Na China, por exemplo, o Ministério da Educação oferece às escolas opções de uso de aulas digitais. No Rio de Janeiro, quando eu era secretária, tínhamos uma abordagem semelhante: oferecer a todos os professores o uso de aulas digitais preparadas por instrutores treinados. O uso da plataforma tem mostrado impactos positivos no aprendizado. Ainda assim, para tirar o máximo proveito dessa ferramenta, é necessário que exista conectividade. Na ausência disso, pen-drives ou opções off-line foram fornecidas. O uso de tecnologia para educação corretiva foi e ainda é feito, mesmo quando a conectividade não está disponível.
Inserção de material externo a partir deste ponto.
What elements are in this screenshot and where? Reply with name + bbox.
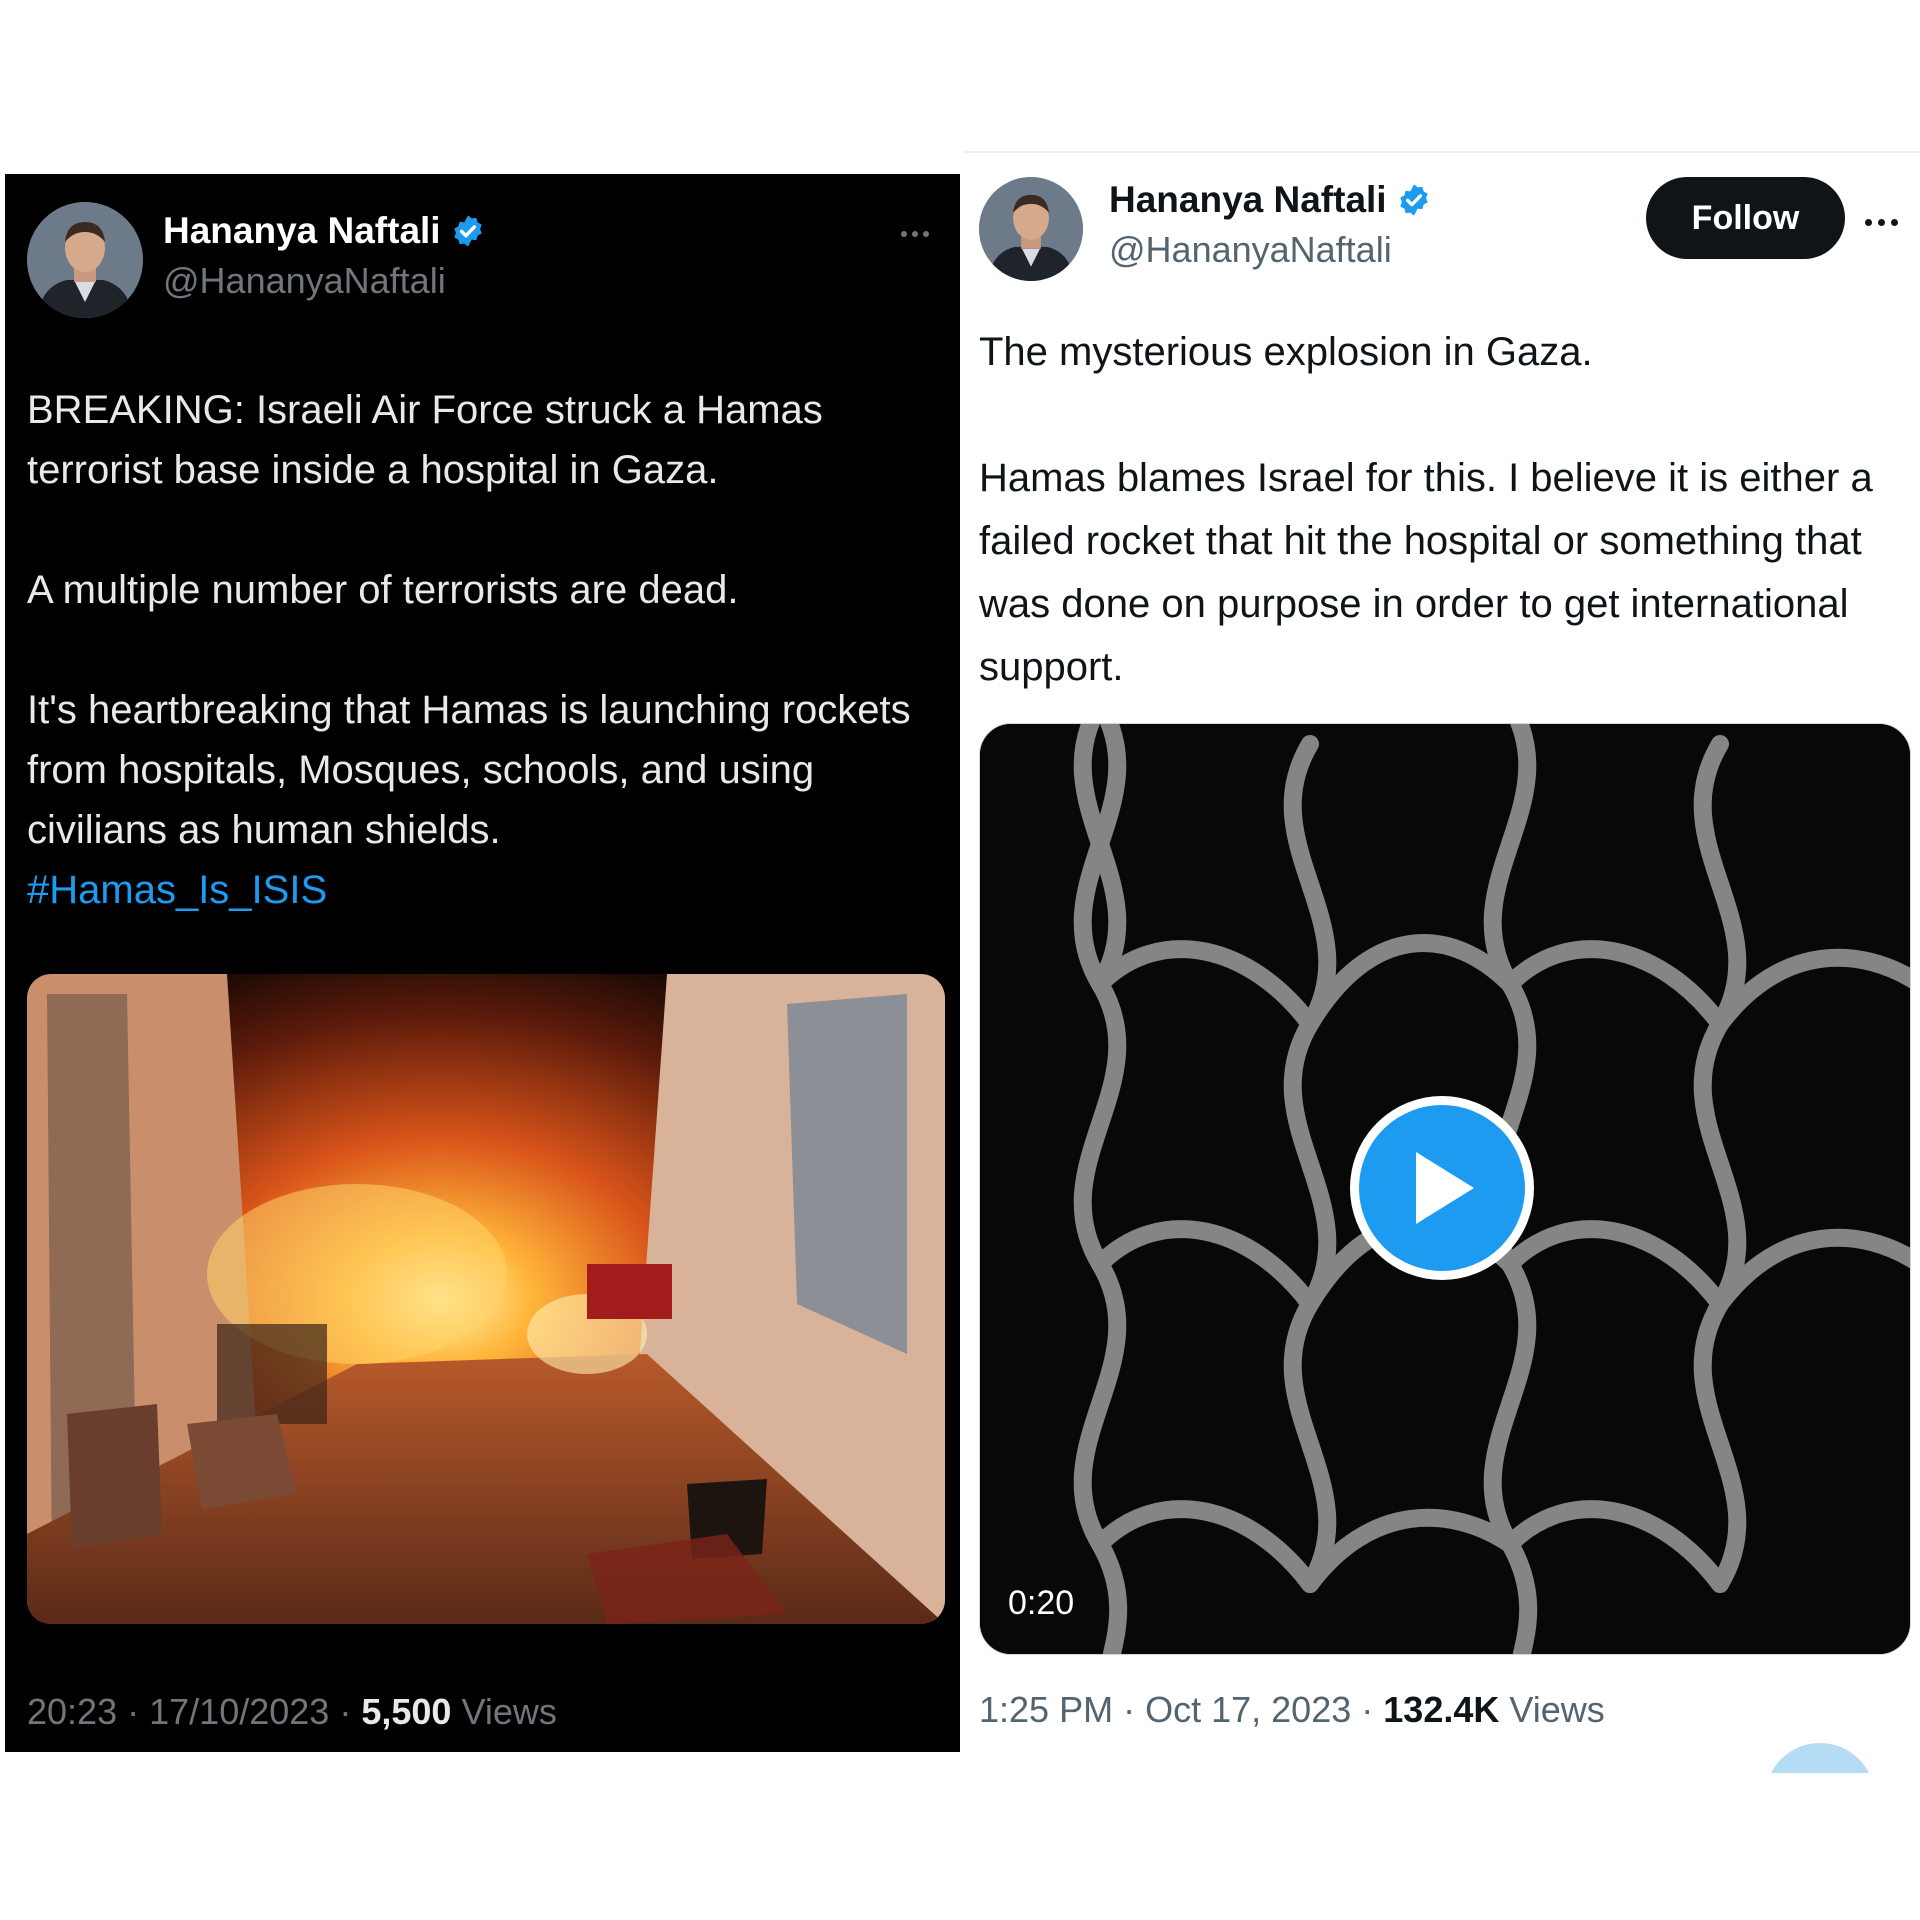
tweet-date[interactable]: 17/10/2023: [149, 1691, 329, 1732]
tweet-paragraph: Hamas blames Israel for this. I believe …: [979, 456, 1873, 689]
tweet-paragraph: It's heartbreaking that Hamas is launchi…: [27, 688, 911, 852]
play-icon: [1416, 1152, 1474, 1224]
tweet-time[interactable]: 1:25 PM: [979, 1689, 1113, 1730]
left-tweet-card: Hananya Naftali @HananyaNaftali BREAKING…: [5, 174, 960, 1752]
views-count: 132.4K: [1383, 1689, 1500, 1730]
author-handle[interactable]: @HananyaNaftali: [163, 260, 446, 302]
tweet-meta: 1:25 PM · Oct 17, 2023 · 132.4K Views: [979, 1689, 1605, 1730]
author-name-text[interactable]: Hananya Naftali: [163, 210, 441, 252]
author-name[interactable]: Hananya Naftali: [163, 210, 485, 252]
tweet-text: BREAKING: Israeli Air Force struck a Ham…: [27, 380, 952, 920]
tweet-paragraph: A multiple number of terrorists are dead…: [27, 568, 739, 612]
tweet-text: The mysterious explosion in Gaza. Hamas …: [979, 321, 1909, 699]
verified-badge-icon: [1399, 184, 1428, 216]
avatar[interactable]: [27, 202, 143, 318]
tweet-date[interactable]: Oct 17, 2023: [1145, 1689, 1351, 1730]
more-options-ellipsis-icon[interactable]: [1865, 215, 1905, 229]
author-name[interactable]: Hananya Naftali: [1109, 179, 1431, 221]
right-tweet-card: Hananya Naftali @HananyaNaftali Follow T…: [965, 153, 1920, 1773]
play-button[interactable]: [1350, 1096, 1534, 1280]
floating-action-button[interactable]: [1765, 1743, 1875, 1773]
views-label: Views: [1509, 1689, 1605, 1730]
author-name-text[interactable]: Hananya Naftali: [1109, 179, 1387, 221]
more-options-ellipsis-icon[interactable]: [901, 224, 945, 244]
verified-badge-icon: [453, 215, 482, 247]
views-label: Views: [461, 1691, 557, 1732]
hashtag-link[interactable]: #Hamas_Is_ISIS: [27, 860, 952, 920]
follow-button[interactable]: Follow: [1646, 177, 1845, 259]
video-duration: 0:20: [1008, 1584, 1075, 1622]
views-count: 5,500: [361, 1691, 452, 1732]
tweet-meta: 20:23 · 17/10/2023 · 5,500 Views: [27, 1691, 557, 1732]
tweet-paragraph: BREAKING: Israeli Air Force struck a Ham…: [27, 388, 823, 492]
tweet-video[interactable]: 0:20: [979, 723, 1911, 1655]
author-handle[interactable]: @HananyaNaftali: [1109, 229, 1392, 271]
avatar[interactable]: [979, 177, 1083, 281]
tweet-photo[interactable]: [27, 974, 945, 1624]
tweet-time[interactable]: 20:23: [27, 1691, 117, 1732]
tweet-paragraph: The mysterious explosion in Gaza.: [979, 330, 1593, 374]
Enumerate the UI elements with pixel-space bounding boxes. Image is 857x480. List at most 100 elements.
todas as cidades brancas da américa

Outras possibilidades são a transmissão de aulas para apoiar a instrução onde professores específicos não estão disponíveis. Um exemplo interessante dessa prática inovadora foi destacado no relatório Millions Learning do Center for Universal Education at Brookings. A rede de ensino do estado do Amazonas, no Brasil, teve o desafio de oferecer aulas de física e química na selva amazônica para alunos do ensino médio. A solução foi recrutar um professor para transmitir as aulas e fornecer às escolas um professor generalista para garantir a participação nas aulas e o envolvimento dos alunos.

O uso da tecnologia nesses exemplos mostra as possíveis vantagens de trazer recursos e uma base de conhecimento que ainda não está disponível em todas as salas de aula. Por outro lado, o fato de que no ecossistema da educação ela exista em algum lugar e possa ser mobilizada ajuda muito e não dá aos professores a sensação de desempoderamento, uma vez que é elaborada por professores de dentro do sistema amazonense ou por integrantes do comunidade e não por uma empresa distante localizada em outro país.

Conclusões

O ODS-4 exige um esforço organizado para garantir que todas as crianças e adolescentes do mundo tenham condições de concluir o ensino fundamental e médio de qualidade, bem como desenvolver habilidades para uma vida saudável e produtiva. Infelizmente, à medida que a incerteza aumenta, essa tarefa parece quase impossível - mesmo em países de alta renda - à medida que habilidades mais complexas são exigidas pelos empregadores e a globalização exige indivíduos que entendam os desafios que o planeta enfrenta e que possam operar em diferentes geografias.

Qual deve ser o papel dos professores, em tal ambiente, especialmente em países de baixa e média renda? Esta é a pergunta que tentei responder aqui, fornecendo algumas pistas do que poderia ser feito para garantir que o objetivo das Nações Unidas possa realmente produzir uma sociedade global mais educada e que um mundo melhor possa surgir.